Excellence the target for early childhood education
Representatives from Samoa have joined more than 30 Ministry and teacher training participants from 12 countries in the Pacific in Fiji this week.
They are there to review the Early Childhood Care and Education (E.C.C.E.) Teacher Competency Framework for the Pacific, draft country and regional roadmaps for strengthening preschool teacher training and related policies to improve the quality of preschool teaching in the region.
“Education is too important for us not to aim for excellence, starting from the beginning,” said Alison Burchell, the Permanent Secretary of the Ministry of Education, Heritage and Arts in Fiji.
“We need to join hands to share challenges and lessons on strengthening teachers, our system’s most valuable resources, and especially at the early childhood level, when the foundations and love for learning are established.”
In the Pacific region, there are significant challenges for young children and their families to access quality preschool education.

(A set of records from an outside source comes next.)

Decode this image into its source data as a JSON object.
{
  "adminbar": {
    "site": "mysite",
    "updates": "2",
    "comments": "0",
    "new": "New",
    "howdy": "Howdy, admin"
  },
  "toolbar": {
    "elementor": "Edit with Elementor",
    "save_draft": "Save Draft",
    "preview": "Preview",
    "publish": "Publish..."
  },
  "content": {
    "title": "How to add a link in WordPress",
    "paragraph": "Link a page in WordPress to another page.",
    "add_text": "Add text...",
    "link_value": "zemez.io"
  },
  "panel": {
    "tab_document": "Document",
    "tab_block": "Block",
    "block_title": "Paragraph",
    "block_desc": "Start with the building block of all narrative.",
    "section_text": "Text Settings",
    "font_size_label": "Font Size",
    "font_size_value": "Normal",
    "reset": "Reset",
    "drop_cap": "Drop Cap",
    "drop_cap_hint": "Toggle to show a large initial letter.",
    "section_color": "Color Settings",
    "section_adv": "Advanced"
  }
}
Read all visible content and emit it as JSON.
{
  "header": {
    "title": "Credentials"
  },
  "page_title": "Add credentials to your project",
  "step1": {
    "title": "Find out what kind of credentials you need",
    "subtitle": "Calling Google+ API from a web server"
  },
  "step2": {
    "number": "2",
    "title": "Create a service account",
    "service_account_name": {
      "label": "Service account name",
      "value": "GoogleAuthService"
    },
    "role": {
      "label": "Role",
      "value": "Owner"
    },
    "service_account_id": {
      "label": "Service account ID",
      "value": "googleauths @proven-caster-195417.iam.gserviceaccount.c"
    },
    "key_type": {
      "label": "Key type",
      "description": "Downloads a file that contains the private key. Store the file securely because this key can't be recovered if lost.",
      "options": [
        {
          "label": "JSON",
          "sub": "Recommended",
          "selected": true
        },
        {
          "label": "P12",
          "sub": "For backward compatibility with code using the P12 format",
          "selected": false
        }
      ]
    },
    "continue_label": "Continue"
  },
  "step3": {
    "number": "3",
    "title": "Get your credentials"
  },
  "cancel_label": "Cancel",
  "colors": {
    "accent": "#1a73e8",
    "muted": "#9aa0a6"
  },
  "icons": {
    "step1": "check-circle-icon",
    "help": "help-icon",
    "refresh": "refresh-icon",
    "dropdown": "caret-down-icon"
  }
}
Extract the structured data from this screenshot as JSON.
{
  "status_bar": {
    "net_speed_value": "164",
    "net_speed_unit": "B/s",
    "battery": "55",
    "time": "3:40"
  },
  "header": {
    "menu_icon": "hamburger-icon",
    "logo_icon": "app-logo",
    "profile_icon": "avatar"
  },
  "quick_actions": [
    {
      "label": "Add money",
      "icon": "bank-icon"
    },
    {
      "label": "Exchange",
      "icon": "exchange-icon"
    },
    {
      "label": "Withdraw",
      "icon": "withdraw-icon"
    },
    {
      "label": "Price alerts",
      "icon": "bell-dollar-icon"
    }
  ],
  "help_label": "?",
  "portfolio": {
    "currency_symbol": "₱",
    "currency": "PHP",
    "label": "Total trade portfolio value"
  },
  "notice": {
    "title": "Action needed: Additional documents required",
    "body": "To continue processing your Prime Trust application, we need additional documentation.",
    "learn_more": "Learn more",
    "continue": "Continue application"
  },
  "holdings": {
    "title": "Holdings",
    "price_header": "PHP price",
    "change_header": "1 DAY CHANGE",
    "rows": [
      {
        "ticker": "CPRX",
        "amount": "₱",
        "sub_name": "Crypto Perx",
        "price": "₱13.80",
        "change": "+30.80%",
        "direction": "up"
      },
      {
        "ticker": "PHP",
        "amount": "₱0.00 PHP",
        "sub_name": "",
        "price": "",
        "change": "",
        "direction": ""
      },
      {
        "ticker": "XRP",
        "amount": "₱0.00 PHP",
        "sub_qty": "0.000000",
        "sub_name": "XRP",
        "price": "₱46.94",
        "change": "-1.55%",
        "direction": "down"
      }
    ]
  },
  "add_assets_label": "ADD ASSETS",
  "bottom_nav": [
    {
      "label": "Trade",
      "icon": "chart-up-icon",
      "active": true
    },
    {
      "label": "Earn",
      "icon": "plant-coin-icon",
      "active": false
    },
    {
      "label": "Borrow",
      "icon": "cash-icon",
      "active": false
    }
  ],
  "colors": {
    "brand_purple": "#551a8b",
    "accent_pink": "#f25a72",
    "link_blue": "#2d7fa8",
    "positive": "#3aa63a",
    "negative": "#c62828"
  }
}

Across the region, 70 per cent of 3 to 5 year–old children currently do not have access to preprimary or preschool education.
“What children learn in their earliest years sets the foundation for their future. Improving the quality of, and access to, preschool education is vital for children to develop to their own full potential, and to contribute to their own communities as future adults,” said U.N.I.C.E.F. Representative, Sheldon Yett.
To support countries in the Pacific Islands to improve the quality of preprimary education, in particular providing the tools for teacher training, a Workshop on the E.C.C.E. Teacher Competency Framework for the Pacific brings together participants from teacher training institutes and Ministries of Education from 12 Pacific island countries: Samoa, Cook Islands, Fiji, Kiribati, Marshall Islands, Nauru, Niue, Palau, Solomon Islands, Tonga, Tuvalu and Vanuatu.
Also in attendance are participants from three regional institutions: University of the South Pacific (U.S.P.) School of Education, USP Pacific Technical and Further Education (Pacific T.A.F.E.), and the Australia Pacific Technical College (A.P.T.C.).
The workshop is supported by U.N.I.C.E.F, U.N.E.S.C.O. Bangkok (with support from Malaysian Funds-in-Trust) and the Ministry of Education, Heritage and Arts in Fiji.
U.N.E.S.C.O. Asia and Pacific Bureau for Education Director, Shigeru Aoyagi, said, “Teachers are the most important factor of quality education, including E.C.C.E. For a teacher to deliver quality preprimary education, they must be equipped not only with the knowledge and skills on E.C.C.E. but also with values, attitudes and behaviours that will allow them to support the young child to grow and develop holistically and make that smooth transition from E.C.C.E. to primary education.”
The E.C.C.E. Teacher Competency Framework for the Pacific was developed through consultation with education officials from Pacific island countries with support from U.N.E.S.C.O. and the Pacific Regional Council for Early Childhood Care and Education (PRC4ECCE) in 2017.
“It outlines context-specific standards the knowledge, skills, and attitudes that preprimary teachers need in order to support holistic development of Pacific children, as well as content to support the professional development of the Pacific islands’ preschool teachers.”